My bed was now soaking with tears. Soon my whole room would be flooded. I couldn’t take this anymore. I needed Julie. I needed her by my side. I was never going to live through the divorce and just life without her. She had helped me through everything. The next page was a new page. A new page I had added in just the day of her death. A page that showed the note I had left her at the hospital. They couldn’t put in her grave because it would just not work. Instead, I put in a little cardboard box with a few memories and pictures in it.
I remember how I left the note in the hospital. How I had been rude to her parents. Asking for a moment alone with their daughter’s body. Though they had given me the permission, it was still rude of me. The flashback stung my mind and just made me cry harder.
“She is gone! She is gone!” The doctors from inside the surgery room were shouting. I threw my hands up against the door and ran in. My howling noise echoed through the whole hospital. She was actually gone. I ran over to Mr. and Mrs. Johnson, Julie’s parents. I hugged them so tightly you would have thought they were not breathing. I knew it was hard for them too. But I still felt the pain.
The doctors walked out of the room with a simple, ‘I will leave you guys alone’. I wanted to yell at them. Tell them that doctors were meant to save lives not take them. So they should come back and fix Julie right now. But I knew there was no point on arguing. Like Julie had said, every one lives once and dies once. Sadly it was her time. Her time to die and leave me.
My eyes were bawling with tears. Julie’s parents were also crying. I had never seen them like this.
“Even though Julie is gone, will you still come and visit us?” Julie’s mother asked me. I nodded my head and gave her a hug.
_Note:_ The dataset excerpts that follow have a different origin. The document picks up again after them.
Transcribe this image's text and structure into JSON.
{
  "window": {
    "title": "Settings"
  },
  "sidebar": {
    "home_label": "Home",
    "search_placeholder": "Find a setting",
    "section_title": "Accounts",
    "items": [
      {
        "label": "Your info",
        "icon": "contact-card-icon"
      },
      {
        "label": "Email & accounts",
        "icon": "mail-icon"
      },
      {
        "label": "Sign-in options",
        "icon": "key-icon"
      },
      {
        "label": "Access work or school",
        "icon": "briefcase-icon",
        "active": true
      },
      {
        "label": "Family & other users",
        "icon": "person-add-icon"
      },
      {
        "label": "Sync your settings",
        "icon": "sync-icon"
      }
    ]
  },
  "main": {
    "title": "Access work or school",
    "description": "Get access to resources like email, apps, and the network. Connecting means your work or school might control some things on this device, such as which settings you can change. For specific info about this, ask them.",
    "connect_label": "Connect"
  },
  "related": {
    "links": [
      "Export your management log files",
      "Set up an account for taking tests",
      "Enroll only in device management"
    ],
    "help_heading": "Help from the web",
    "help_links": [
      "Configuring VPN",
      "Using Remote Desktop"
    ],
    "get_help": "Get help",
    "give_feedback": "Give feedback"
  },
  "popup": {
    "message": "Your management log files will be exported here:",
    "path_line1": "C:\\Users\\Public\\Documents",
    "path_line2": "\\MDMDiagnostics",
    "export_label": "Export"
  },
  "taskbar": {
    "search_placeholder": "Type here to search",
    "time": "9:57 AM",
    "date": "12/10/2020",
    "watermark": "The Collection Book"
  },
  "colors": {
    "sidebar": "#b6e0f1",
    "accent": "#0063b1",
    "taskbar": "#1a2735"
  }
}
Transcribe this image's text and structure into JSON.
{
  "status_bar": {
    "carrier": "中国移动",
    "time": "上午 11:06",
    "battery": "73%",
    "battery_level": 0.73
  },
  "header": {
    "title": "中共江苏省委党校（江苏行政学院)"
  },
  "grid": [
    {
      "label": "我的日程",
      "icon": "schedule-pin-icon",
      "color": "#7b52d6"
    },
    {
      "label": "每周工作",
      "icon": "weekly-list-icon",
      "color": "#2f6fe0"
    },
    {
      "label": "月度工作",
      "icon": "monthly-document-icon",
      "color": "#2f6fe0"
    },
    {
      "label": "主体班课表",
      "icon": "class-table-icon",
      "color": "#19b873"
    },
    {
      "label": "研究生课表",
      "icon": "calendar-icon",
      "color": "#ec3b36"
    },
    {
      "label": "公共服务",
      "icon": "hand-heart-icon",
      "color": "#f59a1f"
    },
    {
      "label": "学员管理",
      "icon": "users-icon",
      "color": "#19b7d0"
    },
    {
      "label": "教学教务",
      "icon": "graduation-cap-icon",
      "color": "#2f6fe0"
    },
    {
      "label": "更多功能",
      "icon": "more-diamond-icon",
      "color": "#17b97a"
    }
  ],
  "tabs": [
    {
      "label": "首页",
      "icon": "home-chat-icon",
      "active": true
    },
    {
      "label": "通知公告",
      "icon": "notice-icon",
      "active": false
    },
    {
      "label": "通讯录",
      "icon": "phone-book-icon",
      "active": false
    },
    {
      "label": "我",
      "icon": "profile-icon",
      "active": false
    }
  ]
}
“I know this is rude of me to ask,” I started. “But can I have a moment alone with Julie please?” Mr. Johnson nodded his head and took his wife’s hand as they walked out the door. Tears streamed down my eyes like never before. I had never been this upset. I walked over to the bed and hugged Julie’s body. As I reached for my pocket, I grabbed the pen on the doctor’s desk. I wrote in my neatest handwriting. On the piece of paper I wrote:
We have been best friends since birth. I know we have had our disagreements but I am extremely sorry for all of them. You were right, we had fun together, but there was not enough time. I should have listened. I didn’t want to believe this day was going to come. I will never forget you.
Luvs your BFF,
I walked over to her body and placed it on her chest. As I walked out the door, I looked back and knew that Julie had always been there for me and always will be. Even though she won’t be there personally, she will be there in my heart.
I rubbed my hands over the note in the scrapbook. As I lay down in bed and closed my eyes, I saw her. Her soul. I was right. She was going to live on forever. In my heart.